A few weeks ago I was asked to make a Tunis Cake, which apparently was an alternative to Xmas cake in the 1950s through to the early 70s. I had never heard of it, but it was really special to this couple, so after some research I came up with this recipe –
325g self-raising flour (sifted)
250g softened butter
250g castor sugar
175g ground almonds
1 lemon juice, and rind
150g dark chocolate; 40g butter; 1.5 tbsp water
– Place the butter and sugar in a mixing bowl and beat until pale
– Add the eggs, flour, lemon juice, lemon rind and ground almonds, mixing thoroughly.
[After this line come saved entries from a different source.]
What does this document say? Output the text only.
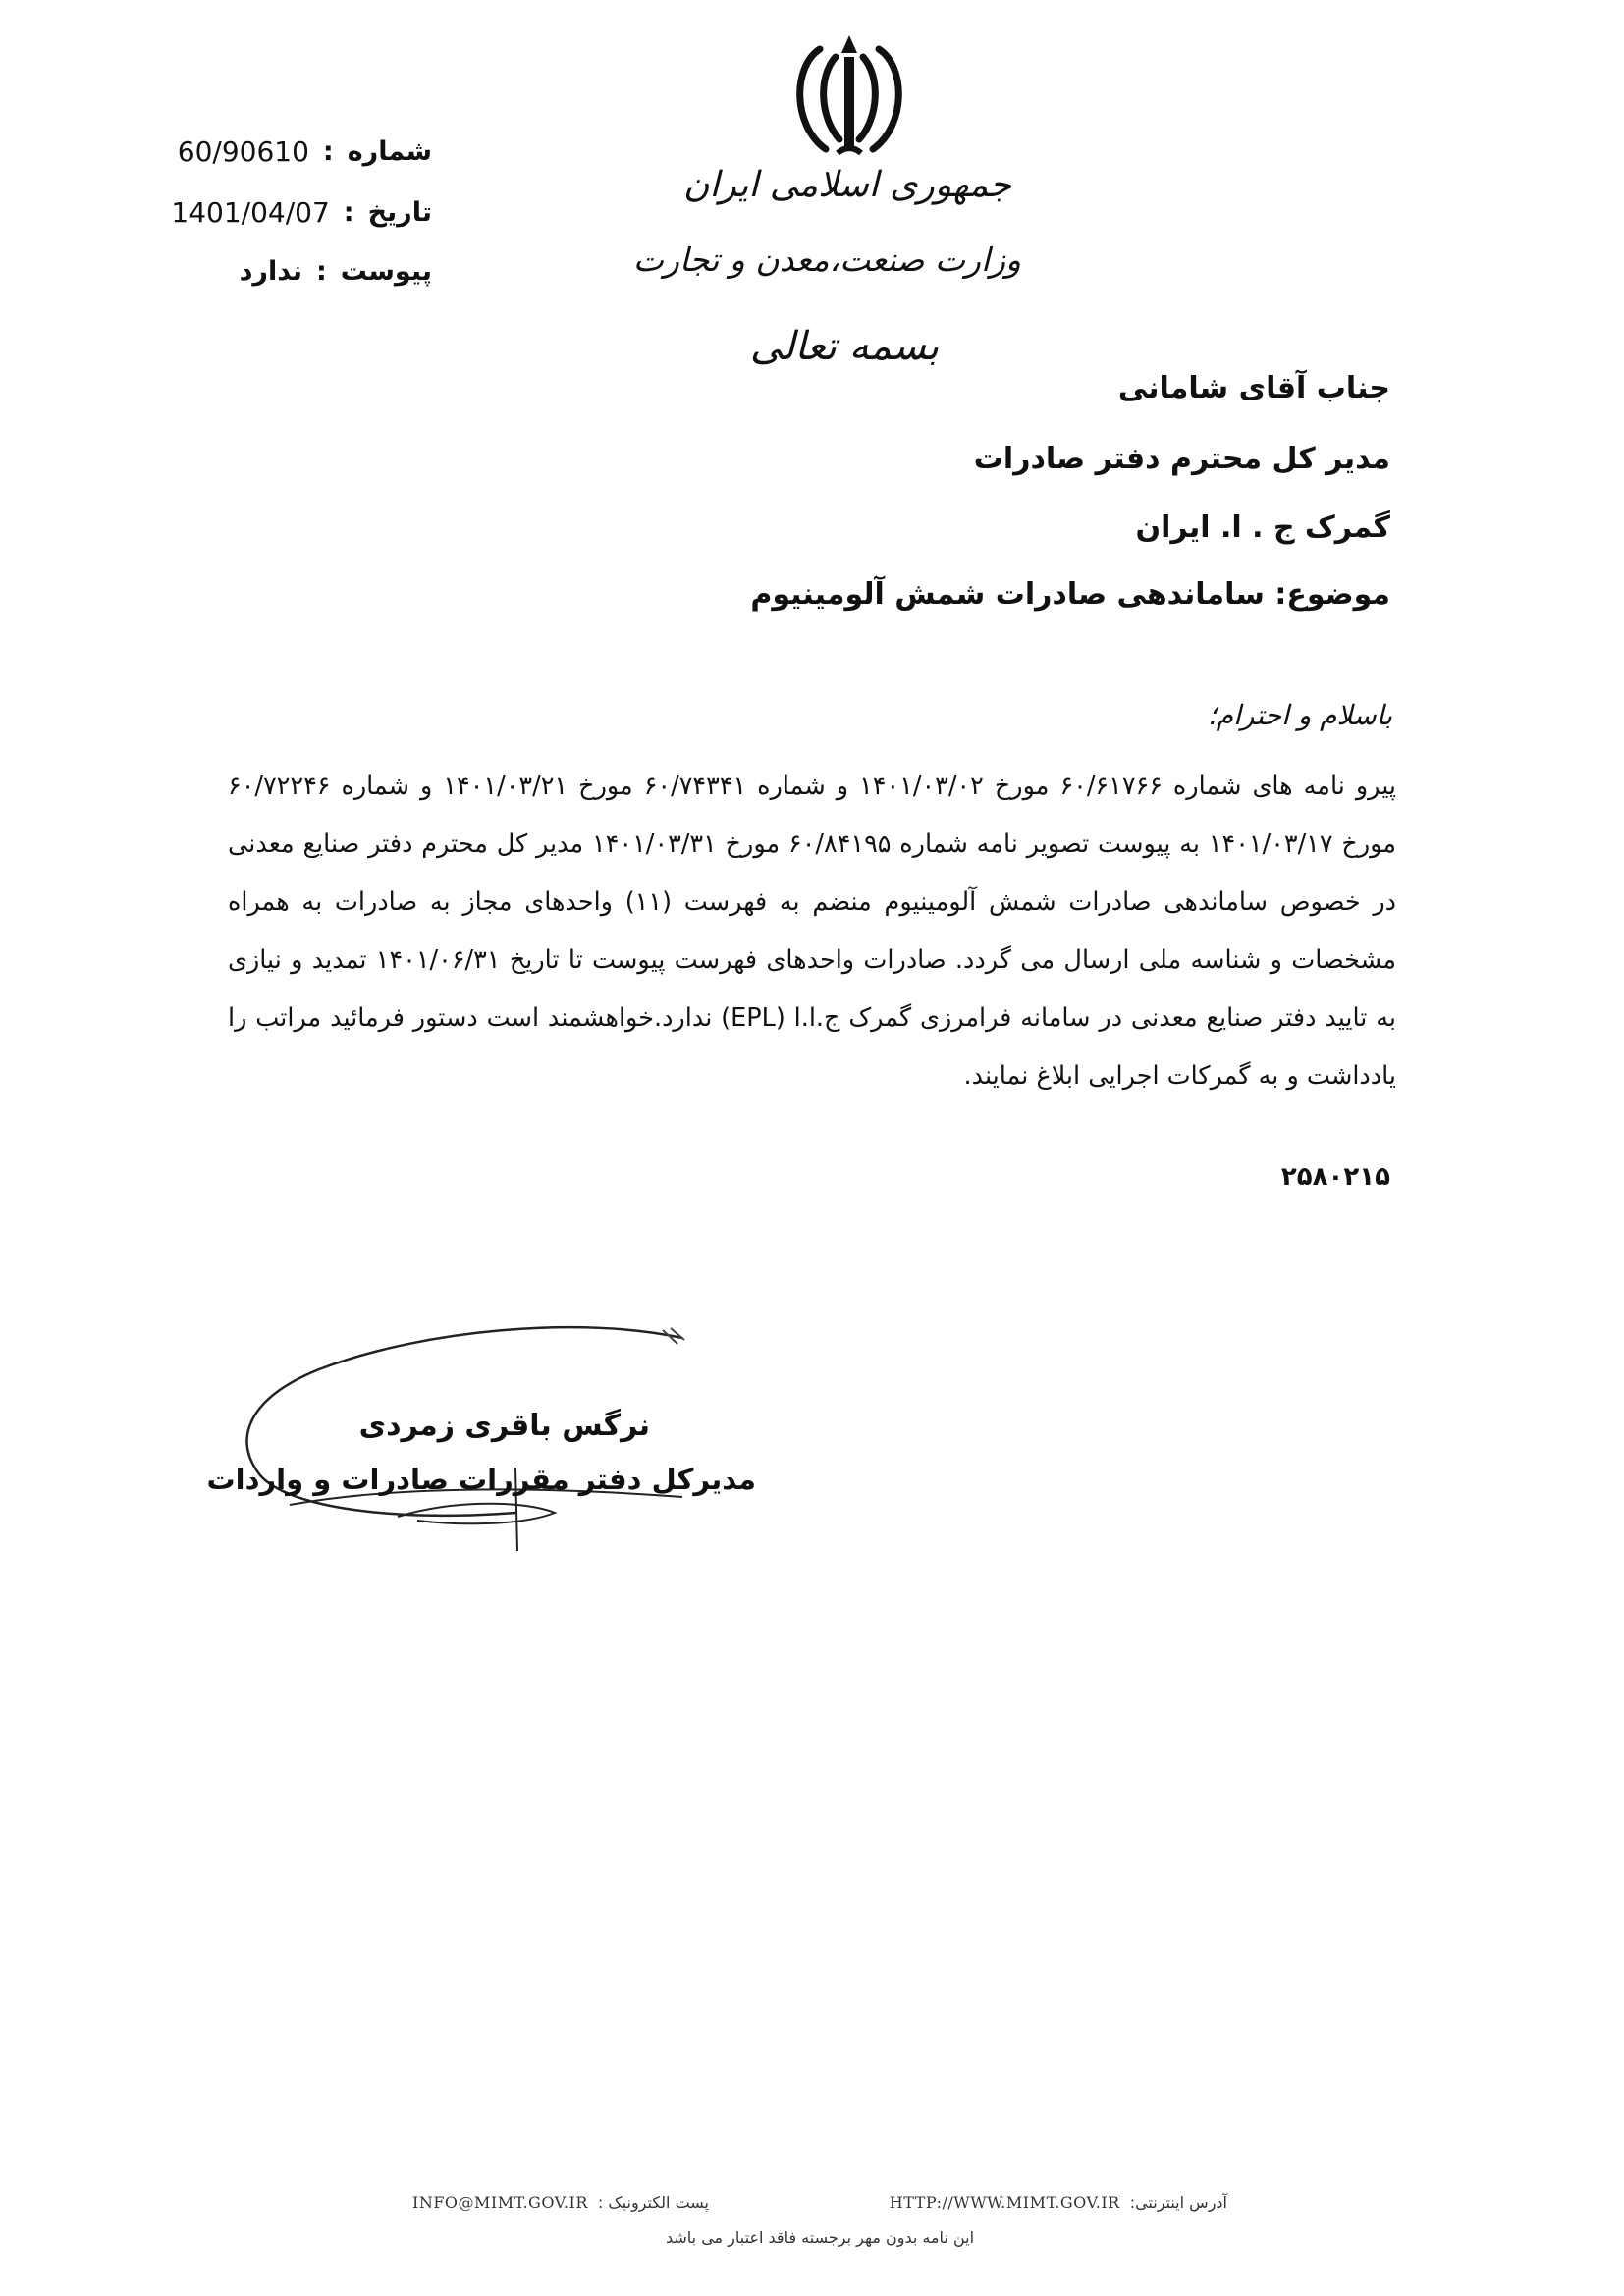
شماره
:
60/90610
تاریخ
:
1401/04/07
پیوست
:
ندارد
جمهوری اسلامی ایران
وزارت صنعت،معدن و تجارت
بسمه تعالی
جناب آقای شامانی
مدیر کل محترم دفتر صادرات
گمرک ج . ا. ایران
موضوع: ساماندهی صادرات شمش آلومینیوم
باسلام و احترام؛
پیرو نامه های شماره ۶۰/۶۱۷۶۶ مورخ ۱۴۰۱/۰۳/۰۲ و شماره ۶۰/۷۴۳۴۱ مورخ ۱۴۰۱/۰۳/۲۱ و شماره ۶۰/۷۲۲۴۶ مورخ ۱۴۰۱/۰۳/۱۷ به پیوست تصویر نامه شماره ۶۰/۸۴۱۹۵ مورخ ۱۴۰۱/۰۳/۳۱ مدیر کل محترم دفتر صنایع معدنی در خصوص ساماندهی صادرات شمش آلومینیوم منضم به فهرست (۱۱) واحدهای مجاز به صادرات به همراه مشخصات و شناسه ملی ارسال می گردد. صادرات واحدهای فهرست پیوست تا تاریخ ۱۴۰۱/۰۶/۳۱ تمدید و نیازی به تایید دفتر صنایع معدنی در سامانه فرامرزی گمرک ج.ا.ا (EPL) ندارد.خواهشمند است دستور فرمائید مراتب را یادداشت و به گمرکات اجرایی ابلاغ نمایند.
۲۵۸۰۲۱۵
نرگس باقری زمردی
مدیرکل دفتر مقررات صادرات و واردات
INFO@MIMT.GOV.IR پست الکترونیک :	HTTP://WWW.MIMT.GOV.IR آدرس اینترنتی:
این نامه بدون مهر برجسته فاقد اعتبار می باشد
– Place the mixture into a 8in greased and floured cake tin and bake in a preheated oven at 150oC/300oF/gas mark 2 for one hour or until springy in the middle when pressed.
Ensure the cake is totally cold before decorating.
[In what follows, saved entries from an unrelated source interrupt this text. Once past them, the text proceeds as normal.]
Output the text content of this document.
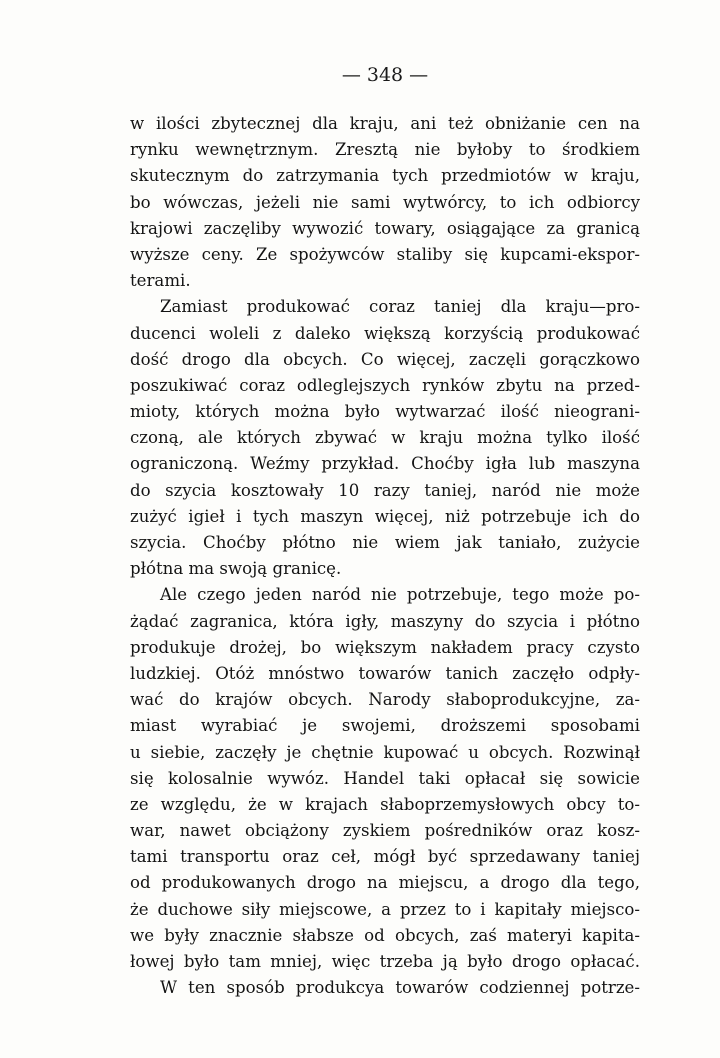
— 348 —
w ilości zbytecznej dla kraju, ani też obniżanie cen na
rynku wewnętrznym. Zresztą nie byłoby to środkiem
skutecznym do zatrzymania tych przedmiotów w kraju,
bo wówczas, jeżeli nie sami wytwórcy, to ich odbiorcy
krajowi zaczęliby wywozić towary, osiągające za granicą
wyższe ceny. Ze spożywców staliby się kupcami-ekspor-
terami.
Zamiast produkować coraz taniej dla kraju—pro-
ducenci woleli z daleko większą korzyścią produkować
dość drogo dla obcych. Co więcej, zaczęli gorączkowo
poszukiwać coraz odleglejszych rynków zbytu na przed-
mioty, których można było wytwarzać ilość nieograni-
czoną, ale których zbywać w kraju można tylko ilość
ograniczoną. Weźmy przykład. Choćby igła lub maszyna
do szycia kosztowały 10 razy taniej, naród nie może
zużyć igieł i tych maszyn więcej, niż potrzebuje ich do
szycia. Choćby płótno nie wiem jak taniało, zużycie
płótna ma swoją granicę.
Ale czego jeden naród nie potrzebuje, tego może po-
żądać zagranica, która igły, maszyny do szycia i płótno
produkuje drożej, bo większym nakładem pracy czysto
ludzkiej. Otóż mnóstwo towarów tanich zaczęło odpły-
wać do krajów obcych. Narody słaboprodukcyjne, za-
miast wyrabiać je swojemi, droższemi sposobami
u siebie, zaczęły je chętnie kupować u obcych. Rozwinął
się kolosalnie wywóz. Handel taki opłacał się sowicie
ze względu, że w krajach słaboprzemysłowych obcy to-
war, nawet obciążony zyskiem pośredników oraz kosz-
tami transportu oraz ceł, mógł być sprzedawany taniej
od produkowanych drogo na miejscu, a drogo dla tego,
że duchowe siły miejscowe, a przez to i kapitały miejsco-
we były znacznie słabsze od obcych, zaś materyi kapita-
łowej było tam mniej, więc trzeba ją było drogo opłacać.
W ten sposób produkcya towarów codziennej potrze-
The key to a Tunis Cake is the deep layer of dark chocolate – the recipe only uses 150g, but I doubled it, and the result was so much better. So the chocolate only coats the top, and does not go down the sides, tightly wrap some greaseproof paper around the sides of the cake, standing proud about 3cm of the top, securing with a piece of string.
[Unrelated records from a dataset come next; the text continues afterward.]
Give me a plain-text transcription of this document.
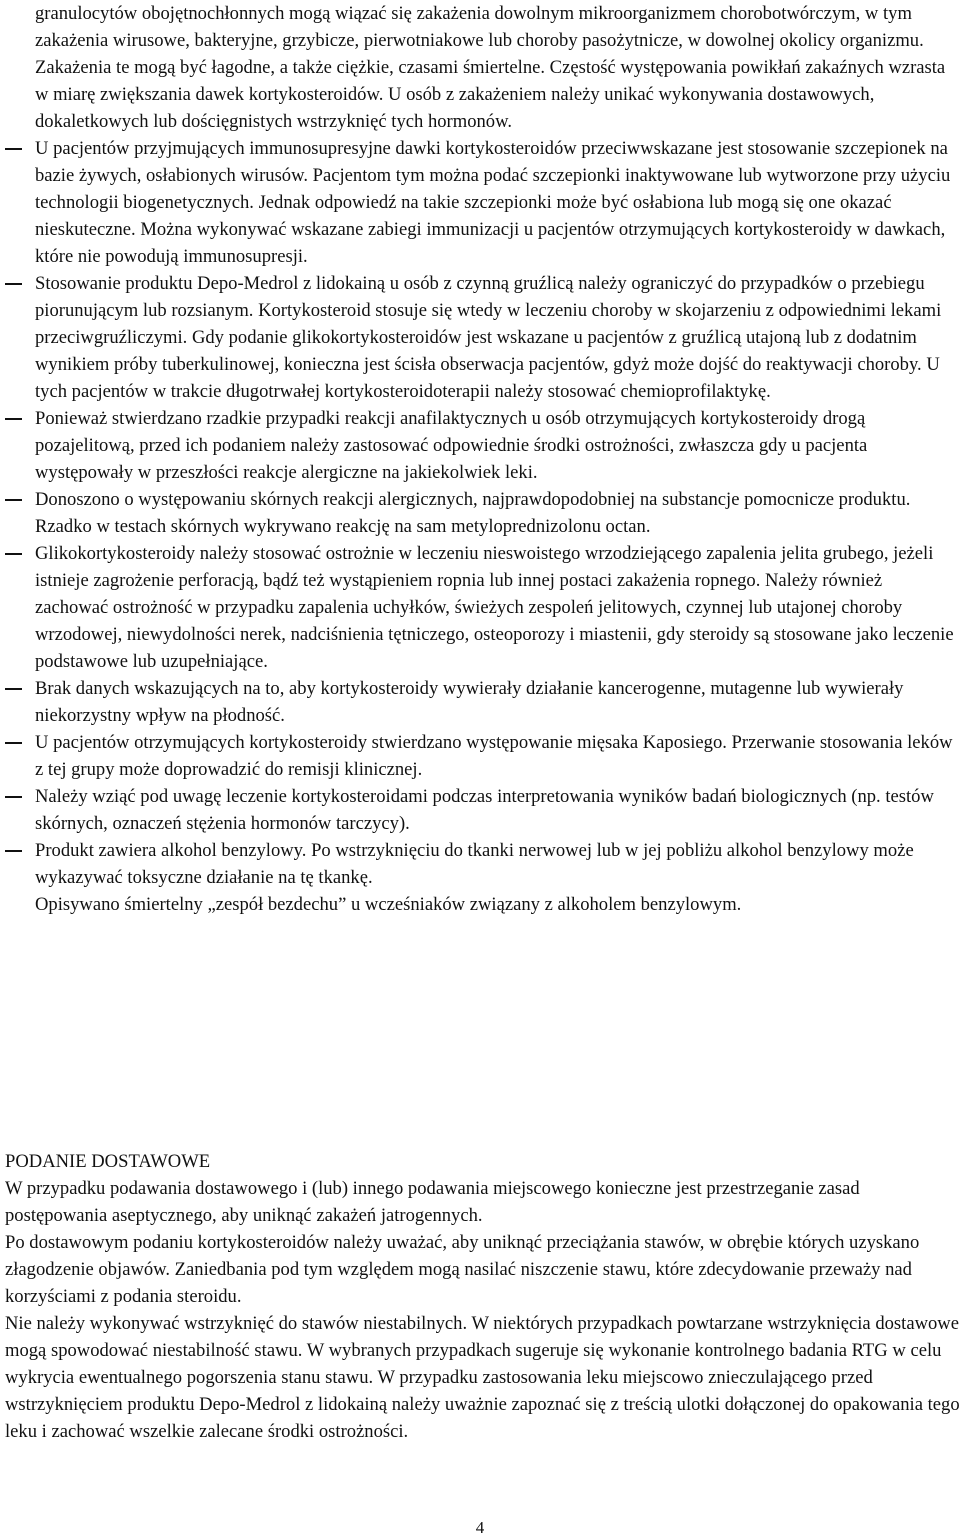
granulocytów obojętnochłonnych mogą wiązać się zakażenia dowolnym mikroorganizmem chorobotwórczym, w tym zakażenia wirusowe, bakteryjne, grzybicze, pierwotniakowe lub choroby pasożytnicze, w dowolnej okolicy organizmu. Zakażenia te mogą być łagodne, a także ciężkie, czasami śmiertelne. Częstość występowania powikłań zakaźnych wzrasta w miarę zwiększania dawek kortykosteroidów. U osób z zakażeniem należy unikać wykonywania dostawowych, dokaletkowych lub dościęgnistych wstrzyknięć tych hormonów.
U pacjentów przyjmujących immunosupresyjne dawki kortykosteroidów przeciwwskazane jest stosowanie szczepionek na bazie żywych, osłabionych wirusów. Pacjentom tym można podać szczepionki inaktywowane lub wytworzone przy użyciu technologii biogenetycznych. Jednak odpowiedź na takie szczepionki może być osłabiona lub mogą się one okazać nieskuteczne. Można wykonywać wskazane zabiegi immunizacji u pacjentów otrzymujących kortykosteroidy w dawkach, które nie powodują immunosupresji.
Stosowanie produktu Depo-Medrol z lidokainą u osób z czynną gruźlicą należy ograniczyć do przypadków o przebiegu piorunującym lub rozsianym. Kortykosteroid stosuje się wtedy w leczeniu choroby w skojarzeniu z odpowiednimi lekami przeciwgruźliczymi. Gdy podanie glikokortykosteroidów jest wskazane u pacjentów z gruźlicą utajoną lub z dodatnim wynikiem próby tuberkulinowej, konieczna jest ścisła obserwacja pacjentów, gdyż może dojść do reaktywacji choroby. U tych pacjentów w trakcie długotrwałej kortykosteroidoterapii należy stosować chemioprofilaktykę.
Ponieważ stwierdzano rzadkie przypadki reakcji anafilaktycznych u osób otrzymujących kortykosteroidy drogą pozajelitową, przed ich podaniem należy zastosować odpowiednie środki ostrożności, zwłaszcza gdy u pacjenta występowały w przeszłości reakcje alergiczne na jakiekolwiek leki.
Donoszono o występowaniu skórnych reakcji alergicznych, najprawdopodobniej na substancje pomocnicze produktu. Rzadko w testach skórnych wykrywano reakcję na sam metyloprednizolonu octan.
Glikokortykosteroidy należy stosować ostrożnie w leczeniu nieswoistego wrzodziejącego zapalenia jelita grubego, jeżeli istnieje zagrożenie perforacją, bądź też wystąpieniem ropnia lub innej postaci zakażenia ropnego. Należy również zachować ostrożność w przypadku zapalenia uchyłków, świeżych zespoleń jelitowych, czynnej lub utajonej choroby wrzodowej, niewydolności nerek, nadciśnienia tętniczego, osteoporozy i miastenii, gdy steroidy są stosowane jako leczenie podstawowe lub uzupełniające.
Brak danych wskazujących na to, aby kortykosteroidy wywierały działanie kancerogenne, mutagenne lub wywierały niekorzystny wpływ na płodność.
U pacjentów otrzymujących kortykosteroidy stwierdzano występowanie mięsaka Kaposiego. Przerwanie stosowania leków z tej grupy może doprowadzić do remisji klinicznej.
Należy wziąć pod uwagę leczenie kortykosteroidami podczas interpretowania wyników badań biologicznych (np. testów skórnych, oznaczeń stężenia hormonów tarczycy).
Produkt zawiera alkohol benzylowy. Po wstrzyknięciu do tkanki nerwowej lub w jej pobliżu alkohol benzylowy może wykazywać toksyczne działanie na tę tkankę.
Opisywano śmiertelny „zespół bezdechu” u wcześniaków związany z alkoholem benzylowym.

PODANIE DOSTAWOWE

W przypadku podawania dostawowego i (lub) innego podawania miejscowego konieczne jest przestrzeganie zasad postępowania aseptycznego, aby uniknąć zakażeń jatrogennych.

Po dostawowym podaniu kortykosteroidów należy uważać, aby uniknąć przeciążania stawów, w obrębie których uzyskano złagodzenie objawów. Zaniedbania pod tym względem mogą nasilać niszczenie stawu, które zdecydowanie przeważy nad korzyściami z podania steroidu.

Nie należy wykonywać wstrzyknięć do stawów niestabilnych. W niektórych przypadkach powtarzane wstrzyknięcia dostawowe mogą spowodować niestabilność stawu. W wybranych przypadkach sugeruje się wykonanie kontrolnego badania RTG w celu wykrycia ewentualnego pogorszenia stanu stawu. W przypadku zastosowania leku miejscowo znieczulającego przed wstrzyknięciem produktu Depo-Medrol z lidokainą należy uważnie zapoznać się z treścią ulotki dołączonej do opakowania tego leku i zachować wszelkie zalecane środki ostrożności.

4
Melt the chocolate & butter, stirring to ensure it is totally smooth, then leave to cool.
I then glazed the top with warmed apricot jam to stop any crumbs getting into the topping. I also glazed the sides as the customer would not be eating the cake until Xmas Day so I wanted it to stay as moist as possible.
I then very carefully poured the melted chocolate onto the cake top and smoothed it with a small palette knife. I then left it overnight to fully set.
It appears that the original Tunis Cake had three marzipan fruits, so I made an orange, which I textured using a nutmeg grater, a green apple, and a banana. To get the correct skin effect I used small pieces of pale brown marzipan, rolled into the yellow so it was still visible as brown & yellow. I left the cake overnight, then positioned the fruits in the centre the next day.
I was really pleased with the finished cake, and thankfully so was the customer!